Caro Corrado adesso devo salutarti perché devo risparmiare anche sulla candela. Il petrolio tuo padre lo nasconde, ma io ho scoperto dove lo tiene e qualche volta ne prendo un po’.

Caro Corrado fammi sapere presto tue notizie che mi fai piacere.

Ti saluto e spero di ricevere presto una tua lettera

Tua moglie

17/06/40

Carissima moglie rispondo alla tua lettera con molto piacere. Agnese tu non puoi credere la contentezza che ho provato a sentire che tu mi perdoni.

Agnese mi dici che hanno chiamato anche tuo fratello Giovanni. Mi dispiace, ma spero che non sia niente e che anche per gli altri ci siano speranze.

Agnese ho inteso anche che mi dici che hanno incominciato a mietere il grano.

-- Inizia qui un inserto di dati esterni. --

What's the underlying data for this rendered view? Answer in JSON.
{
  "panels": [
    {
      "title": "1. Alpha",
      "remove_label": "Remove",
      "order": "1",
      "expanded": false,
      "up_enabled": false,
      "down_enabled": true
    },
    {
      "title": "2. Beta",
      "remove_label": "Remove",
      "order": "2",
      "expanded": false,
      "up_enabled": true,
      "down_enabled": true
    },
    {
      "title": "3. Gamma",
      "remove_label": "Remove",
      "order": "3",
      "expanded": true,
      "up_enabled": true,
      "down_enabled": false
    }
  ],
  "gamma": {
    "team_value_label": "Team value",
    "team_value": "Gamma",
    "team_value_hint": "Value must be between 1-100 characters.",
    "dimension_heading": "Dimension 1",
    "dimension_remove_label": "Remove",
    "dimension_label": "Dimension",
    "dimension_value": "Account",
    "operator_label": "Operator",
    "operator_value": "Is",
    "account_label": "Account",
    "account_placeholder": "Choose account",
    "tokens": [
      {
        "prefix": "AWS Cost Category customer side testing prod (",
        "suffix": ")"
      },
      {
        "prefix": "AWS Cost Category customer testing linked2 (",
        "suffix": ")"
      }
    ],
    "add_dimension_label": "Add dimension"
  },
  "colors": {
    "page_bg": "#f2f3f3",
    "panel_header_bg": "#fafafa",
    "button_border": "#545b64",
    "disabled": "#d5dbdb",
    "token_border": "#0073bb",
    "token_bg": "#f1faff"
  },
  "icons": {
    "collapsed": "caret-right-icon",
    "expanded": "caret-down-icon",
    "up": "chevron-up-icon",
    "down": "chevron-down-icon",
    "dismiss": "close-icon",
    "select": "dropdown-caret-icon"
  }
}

Vorrei essere a casa anch’io ma non so se mi daranno il permesso. Non ti posso assicurare perché è molto difficile, ma proverò a vedere se potessi venire a casa ad aiutarti un po’ di lavorare che ne hai così bisogno.

Agnese se verrò a casa ho tante cose da dirti e una grande voglia di vederti. Agnese non puoi credere quanto sia il desiderio di vederti per dirti tutto il dolore che ho provato per averti lasciato così in un pasticcio, ma ora sono contento perché sento che dici che ora andate d’accordo abbastanza. Ogni giorno che passa non faccio altro che pensare a te, mi sembra di vederti davanti ai miei occhi, ma purtroppo c’è la lontananza. Spero che venga presto quel giorno che potrò stare vicino a te per sempre.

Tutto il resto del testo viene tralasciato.